António Ventinhas, presidente do Sindicato dos Magistrados do Ministério Público, antevê em declarações à Rádio Observador que essa abertura de portas “será assimétrica e gradual” e que só os pequenos julgamentos, com poucos arguidos e testemunhas, é que poderão ocorrer. Os restantes, não têm condições para cumprir normas da DGS. “Não temos ilusões”, disse esta manhã.

“Se se cumprirem as normas da DGS, muitos dos sítios não poderão funcionar nos tempos normais”, diz António Ventinhas, explicando que o problema de base tem a ver com as “infraestruturas” e as “instalações” dos tribunais, na medida em que muitos deles funcionam em blocos de escritórios que têm “limitações evidentes”. Outro problema tem a ver com a “limpeza para fazer a higienização” das salas e o “número de salas disponíveis com o tamanho certo para a realização de audiências”. Não há meios para tratar todos como iguais. Logo, muitos dos julgamentos vão ficar para trás.

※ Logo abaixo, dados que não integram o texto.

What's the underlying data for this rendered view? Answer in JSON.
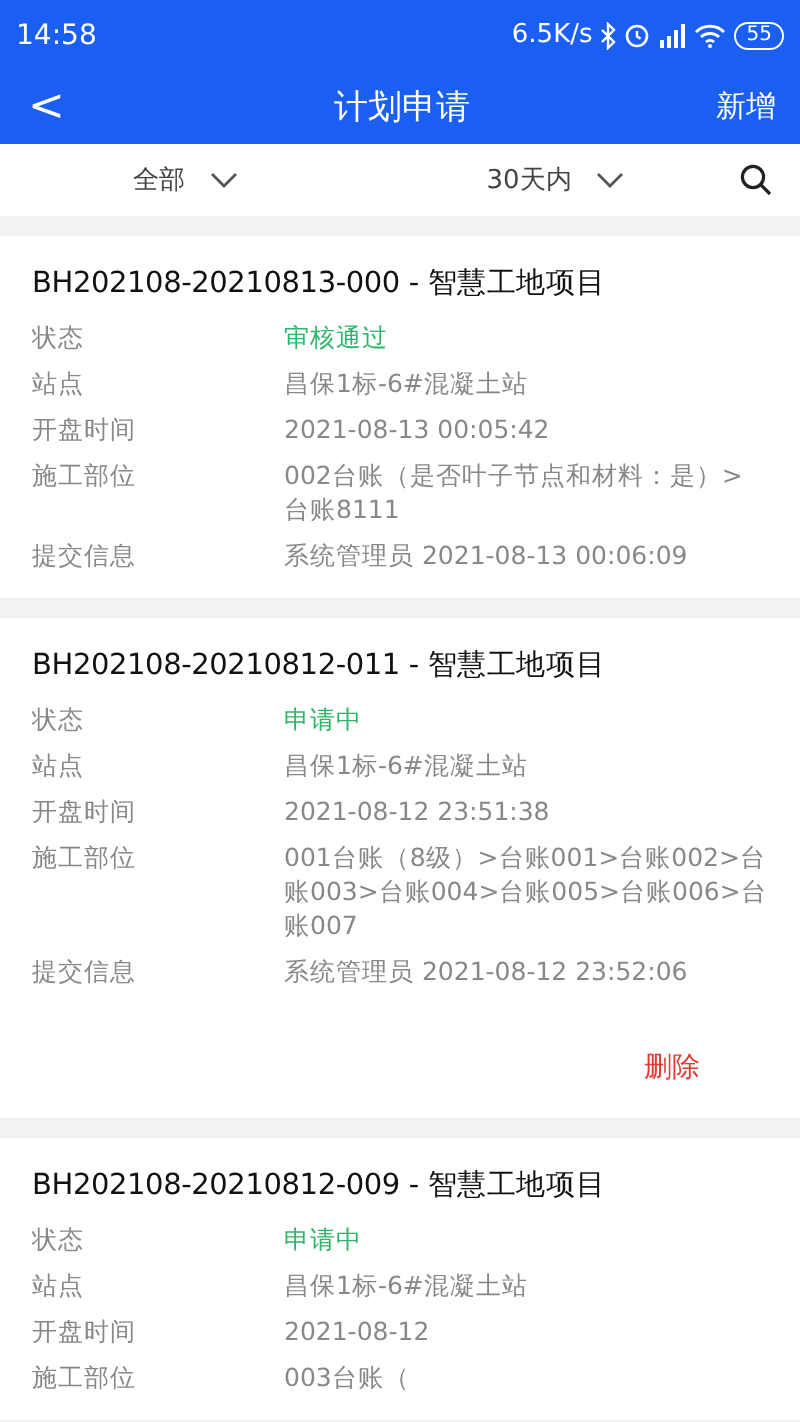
{
  "status_bar": {
    "time": "14:58",
    "speed": "6.5K/s",
    "battery": "55"
  },
  "nav": {
    "back": "<",
    "title": "计划申请",
    "action": "新增"
  },
  "filters": [
    {
      "label": "全部"
    },
    {
      "label": "30天内"
    }
  ],
  "cards": [
    {
      "title": "BH202108-20210813-000 - 智慧工地项目",
      "fields": [
        {
          "label": "状态",
          "value": "审核通过",
          "color": "#2db56a"
        },
        {
          "label": "站点",
          "value": "昌保1标-6#混凝土站"
        },
        {
          "label": "开盘时间",
          "value": "2021-08-13 00:05:42"
        },
        {
          "label": "施工部位",
          "value": "002台账（是否叶子节点和材料：是）>台账8111"
        },
        {
          "label": "提交信息",
          "value": "系统管理员 2021-08-13 00:06:09"
        }
      ]
    },
    {
      "title": "BH202108-20210812-011 - 智慧工地项目",
      "fields": [
        {
          "label": "状态",
          "value": "申请中",
          "color": "#2db56a"
        },
        {
          "label": "站点",
          "value": "昌保1标-6#混凝土站"
        },
        {
          "label": "开盘时间",
          "value": "2021-08-12 23:51:38"
        },
        {
          "label": "施工部位",
          "value": "001台账（8级）>台账001>台账002>台账003>台账004>台账005>台账006>台账007"
        },
        {
          "label": "提交信息",
          "value": "系统管理员 2021-08-12 23:52:06"
        }
      ],
      "delete": "删除"
    },
    {
      "title": "BH202108-20210812-009 - 智慧工地项目",
      "fields": [
        {
          "label": "状态",
          "value": "申请中",
          "color": "#2db56a"
        },
        {
          "label": "站点",
          "value": "昌保1标-6#混凝土站"
        },
        {
          "label": "开盘时间",
          "value": "2021-08-12"
        },
        {
          "label": "施工部位",
          "value": "003台账（"
        }
      ]
    }
  ]
}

Daí que o presidente do Sindicato dos Magistrados do Ministério Público afirme ao Observador que esse regresso dos tribunais será “assimétrico”, porque vai variar consoante os equipamentos disponíveis, e será “gradual”, porque só à medida que se forem implementando novos procedimentos é que se consegue alargar a realização de julgamentos maiores.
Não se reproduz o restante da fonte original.